Aubeles research is very solid: she draws on a wide range of primary sources, including documents from eleven archives across Germany, extensive published materials of different kinds, as well as oral history interviews. She employs diverse methodology: participation research, women's and gender history, new approaches to cultural identity studies such as Till van Rahden's notion of "situative identity," which underscores the constantly shifting, fluid nature of individual identities (16). [2]

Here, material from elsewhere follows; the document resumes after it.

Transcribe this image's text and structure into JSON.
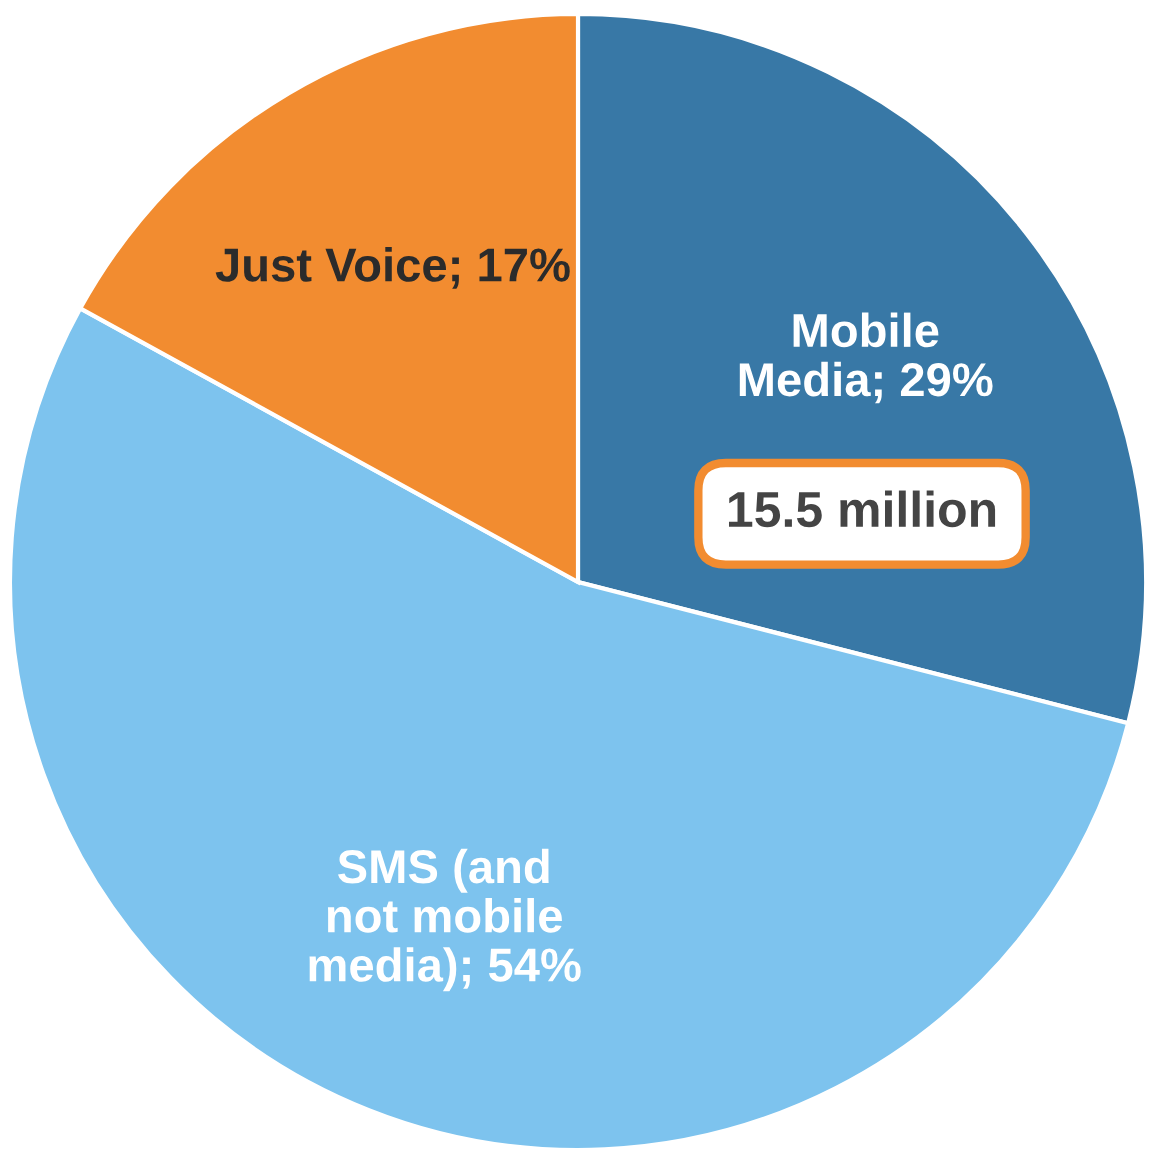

The result of Aubeles ambitious endeavor is an insightful and nuanced monograph that should be required reading for anyone interested in the history of the expellees in West Germany. Indeed, its contributions reach well beyond the rather compartmentalized field of German expellee research to include the wider histories of religion, political lobbying, party politics, and gender relations in post-1945 Germany. It is to be hoped that this fine study will find an extensive readership among scholars of these fields.
Notes:
[1] See, for example, Robert G. Moeller: War Stories: The Search for a Usable Past in the Federal Republic of Germany, Berkeley/CA 1996, and Elizabeth Heineman: Die Stunde der Frauen: Erinnerungen an Deutschlands "Krisenjahre" und westdeutsche nationale Identität, in: Klaus Naumann (Hg.): Nachkrieg in Deutschland, Hamburg 2001, 149-177.
[2] Aubele adapts the notion of "situative ethnicity" (situative Ethnizität) from Till van Rahden: Juden und andere Breslauer: Die Beziehungen zwischen Juden, Protestanten und Katholiken in einer deutschen Großstadt von 1860 bis 1925, Göttingen 2000.